Brunson: Fight, Win and Thrive

Brunson: Fight, Win and Thrive

Soldiers training
Photo by: U.S. Army/Sgt. Raquel Birk

Faced with changing adversaries and an increasingly complex operating environment, the Army must make sure soldiers are ready to fight, win and not just survive, but thrive, a senior Army leader said.

Speaking during the 2023 Holistic Health and Fitness Symposium at Fort Eustis, Virginia, Lt. Gen. Xavier Brunson, commander of I Corps, said the Army’s transformation for 2030 and beyond doesn’t just involve equipment and new technology.

“The stuff doesn’t matter if the people aren’t there. The stuff doesn’t matter if the people aren’t ready,” Brunson said. “Soldiers are facing the most significant operational environments of all time.”

As the Army modernizes its doctrine, force structure and equipment, its Holistic Health and Fitness system is a key part of modernizing how soldiers train, fuel and prepare, Brunson said.

“Current and future warfare is evolving, and so must our Army,” he said during the symposium in late April that was sponsored by the Army Center for Initial Military Training and Army Training and Doctrine Command. “Every domain will be contested. It will require us to develop a competitive advantage.”

Since the earliest days of America, the Army has “always been about our people,” Brunson said. That’s why the Army must not only evolve its equipment and tactics, “we’ve also got to modernize our people,” he said.

The Army’s Holistic Health and Fitness, or H2F, is a comprehensive health and fitness system designed to build soldiers’ physical, spiritual, mental, sleep and nutritional readiness through performance professionals, programs, facilities, equipment and education.

One of the most visible investments of H2F is the embedded performance teams. These teams, consisting of service members, Army civilians and contractors, provide injury prevention and human performance optimization expertise to units. They include physical therapists, registered dietitians, occupational therapists, certified athletic trainers, cognitive performance specialists and strength and conditioning coaches.

So far, 28 brigades have embedded H2F performance teams, with 12 more brigades being fielded this year, according to the Army. Plans call for the Army to field at least 10 teams each year through 2030, with a goal of 110 brigades fielded, according to the Army.

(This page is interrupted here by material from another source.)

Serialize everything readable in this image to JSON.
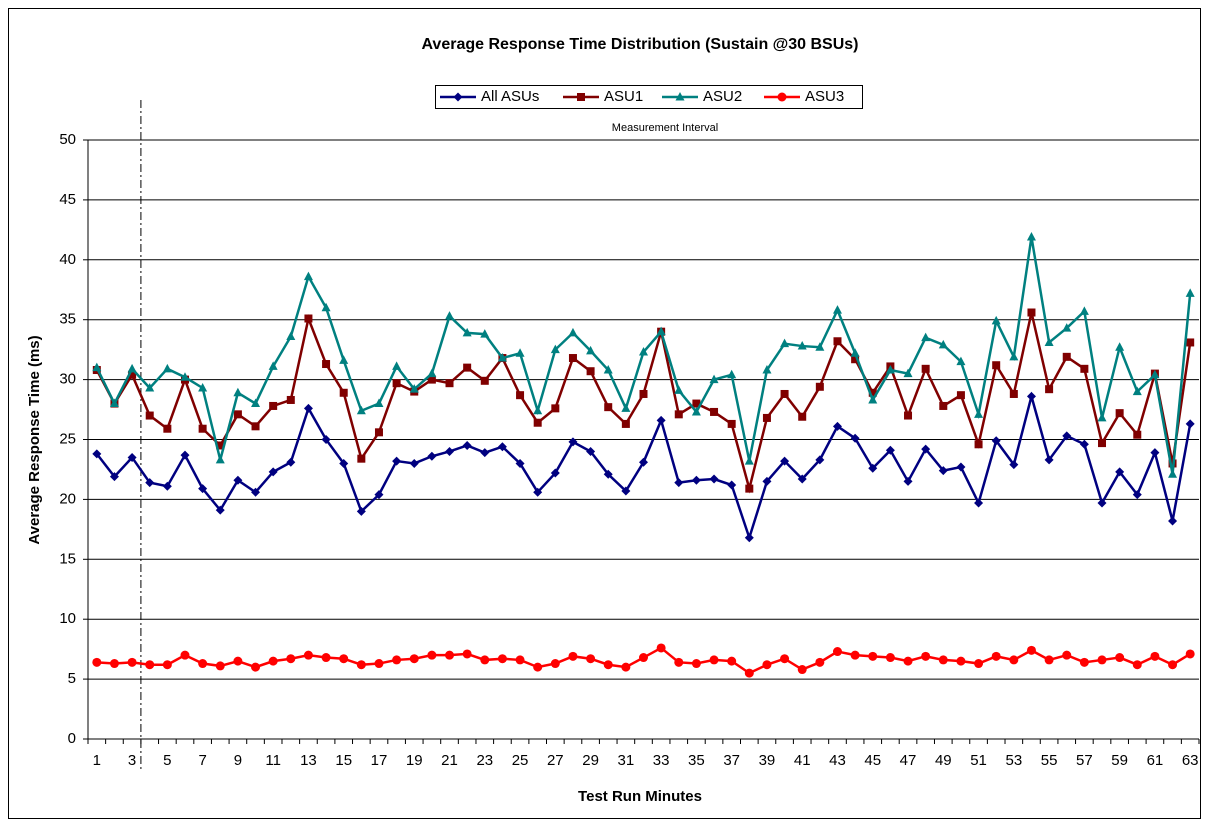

The holistic approach of H2F aims to build “truly enduring resiliency” in soldiers, Brunson said. “Soldiers face stressors that are ubiquitous,” he said. “They are ever-present in their lives. H2F is more than a thing that’s physical. H2F is a system to care and empower and equip soldiers to take charge of their own health and their own well-being.”

Sgt. Maj. of the Army Michael Grinston, who also spoke at the symposium, urged leaders to embrace H2F and set an example for their soldiers.

For example, leaders should be at physical fitness training with their soldiers, Grinston said “Where are you at 6:30?” he said, referring to morning unit physical fitness training. “You don’t have to lead it, you don’t have to be the first one up front, you just have to be there. You have to be present.”

The same applies to dining facilities, Grinston said. “Where do your soldiers fuel their bodies? Where are you?” he said. Leaders often talk about the importance of nutrition, but they don’t see firsthand where their soldiers eat, he said.

Sleep is another important area. Army leaders often consider it “this badge of honor” when they don’t sleep, Grinston said. “You’re making life-or-death decisions,” he said. “The less sleep you have, you’re not using the full capacity of your brain. You’re sleep-deprived, it’s like having a couple beers and you’re going to make life-or-death decisions?”

Developing fit, healthy and ready soldiers is critical for the Army, Grinston said. “You never know that you might go to war tomorrow,” he said. “That’s your purpose.”